The Age of Extremes: A History of the World, 1914-1991. - book reviews
National Review, July 31, 1995 by David Pryce-Jones
Solzhenitsyn is cunningly belittled as someone who came up through the system. Nobody could discover from this book the brute Soviet reality. Nationalism runs counter to the doctrine of class warfare; thus small nations and their cultures are special targets of hate in books such as this. Never mind the Grand Duchy of Lithuania; the Baltic states are judged to have no historical identity but were simply ``acquired'' by the Soviet Union in 1939 and 1944, only to ``secede'' in 1989.
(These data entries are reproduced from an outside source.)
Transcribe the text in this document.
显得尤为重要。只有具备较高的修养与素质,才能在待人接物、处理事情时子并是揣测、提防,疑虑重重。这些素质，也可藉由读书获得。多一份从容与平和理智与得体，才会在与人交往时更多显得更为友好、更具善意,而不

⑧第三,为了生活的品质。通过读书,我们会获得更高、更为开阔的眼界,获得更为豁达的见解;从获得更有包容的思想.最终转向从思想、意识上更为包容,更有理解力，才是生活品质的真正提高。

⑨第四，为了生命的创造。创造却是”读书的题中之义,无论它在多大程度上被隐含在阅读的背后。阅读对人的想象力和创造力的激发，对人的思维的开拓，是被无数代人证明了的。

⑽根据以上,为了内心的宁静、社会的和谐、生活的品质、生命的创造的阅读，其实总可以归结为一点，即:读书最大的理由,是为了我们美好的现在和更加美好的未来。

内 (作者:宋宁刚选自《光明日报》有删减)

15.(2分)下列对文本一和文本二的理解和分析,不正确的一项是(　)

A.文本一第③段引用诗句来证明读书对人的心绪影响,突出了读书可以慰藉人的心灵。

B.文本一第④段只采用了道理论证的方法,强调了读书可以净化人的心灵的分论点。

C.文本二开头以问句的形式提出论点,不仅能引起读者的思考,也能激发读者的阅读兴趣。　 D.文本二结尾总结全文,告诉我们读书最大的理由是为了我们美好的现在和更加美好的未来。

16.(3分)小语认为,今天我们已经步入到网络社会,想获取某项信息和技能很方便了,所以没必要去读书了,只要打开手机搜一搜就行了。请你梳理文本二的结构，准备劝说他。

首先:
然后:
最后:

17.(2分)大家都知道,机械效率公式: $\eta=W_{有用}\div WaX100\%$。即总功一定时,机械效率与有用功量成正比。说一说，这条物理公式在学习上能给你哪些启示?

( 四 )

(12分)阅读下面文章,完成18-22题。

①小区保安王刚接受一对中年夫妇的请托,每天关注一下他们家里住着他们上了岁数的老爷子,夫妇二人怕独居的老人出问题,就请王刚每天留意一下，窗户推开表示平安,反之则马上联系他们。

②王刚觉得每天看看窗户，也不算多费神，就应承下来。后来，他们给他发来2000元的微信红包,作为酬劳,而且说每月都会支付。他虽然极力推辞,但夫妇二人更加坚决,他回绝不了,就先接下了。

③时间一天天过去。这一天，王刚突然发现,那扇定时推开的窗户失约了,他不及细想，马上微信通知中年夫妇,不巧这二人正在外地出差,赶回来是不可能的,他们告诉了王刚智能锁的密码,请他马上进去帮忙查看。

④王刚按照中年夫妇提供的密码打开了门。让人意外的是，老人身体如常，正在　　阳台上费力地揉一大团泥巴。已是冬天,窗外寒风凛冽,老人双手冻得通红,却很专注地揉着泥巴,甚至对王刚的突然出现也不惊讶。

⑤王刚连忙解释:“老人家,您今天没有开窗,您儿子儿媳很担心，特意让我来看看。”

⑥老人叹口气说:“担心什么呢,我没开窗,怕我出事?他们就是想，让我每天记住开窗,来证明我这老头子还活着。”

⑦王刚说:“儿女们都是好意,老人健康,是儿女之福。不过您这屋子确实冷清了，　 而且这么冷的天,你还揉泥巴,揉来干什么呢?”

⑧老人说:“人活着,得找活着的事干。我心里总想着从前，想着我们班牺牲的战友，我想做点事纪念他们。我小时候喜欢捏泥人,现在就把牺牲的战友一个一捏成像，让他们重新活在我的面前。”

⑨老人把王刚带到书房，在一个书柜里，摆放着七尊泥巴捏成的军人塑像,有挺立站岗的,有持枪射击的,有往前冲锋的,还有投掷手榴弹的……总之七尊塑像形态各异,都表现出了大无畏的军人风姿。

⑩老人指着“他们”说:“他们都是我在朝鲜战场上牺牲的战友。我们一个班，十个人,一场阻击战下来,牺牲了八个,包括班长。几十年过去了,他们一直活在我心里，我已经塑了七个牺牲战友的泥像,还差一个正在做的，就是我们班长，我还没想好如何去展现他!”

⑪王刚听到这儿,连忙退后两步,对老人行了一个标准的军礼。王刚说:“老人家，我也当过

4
No mention of the repression of the Balts, which was not far short of genocide. The whole of Eastern and Central Europe between 1944 and 1949 euphemistically ``broke with capitalism'' and ``moved into the socialist camp,'' as if by choice. No mention of Katyn Forest. No mention of the murder and suppression of democrats in every so-called People's Republic. When at last the liberation for which all these peoples had longed arrived in 1989, it seemed to Hobsbawm only to create ``an international void between Trieste and Vladivostok.'' So much for them too. America was the class enemy, and its democracy was therefore ``unfortunately'' more dangerous to the world than the Soviet Union. The Third World had managed to free itself from Western imperialism, only to be kept by America as ``a zone of war.'' Communism collapsed for two reasons. ``The heart had gone out of the party,'' meaning that its leaders were no longer killing people as before. And the free market in the West had led to ``the globalization of the economy,'' which was not only discreditable in itself, and unfair, but a threat to all future existence. No mention of the subversion and espionage by which the Soviet Union had skillfully globalized its politics. In the collapse of Communism, peoples of very different backgrounds rejected the doctrine of class war and everything that went with it. How, one wonders, can an undoubtedly intelligent and diligent man have remained within a mindset so exploded by experience? The psychology driving this book is of far greater interest than anything in its content. Personal touches and footnotes reveal that Hobsbawm believes in revolution as a supreme value in itself, as unchangeable as an act of worship. From Lenin to Castro and Guevara, and assorted guerrillas and urban terrorists, his heroes are those willing to kill for this supreme value. Murder passes as self-sacrifice. What can be the source of such monstrous contempt for human beings? It was as well for us all that this natural commissar never found the circumstances in which to express his inner self through deeds rather than words.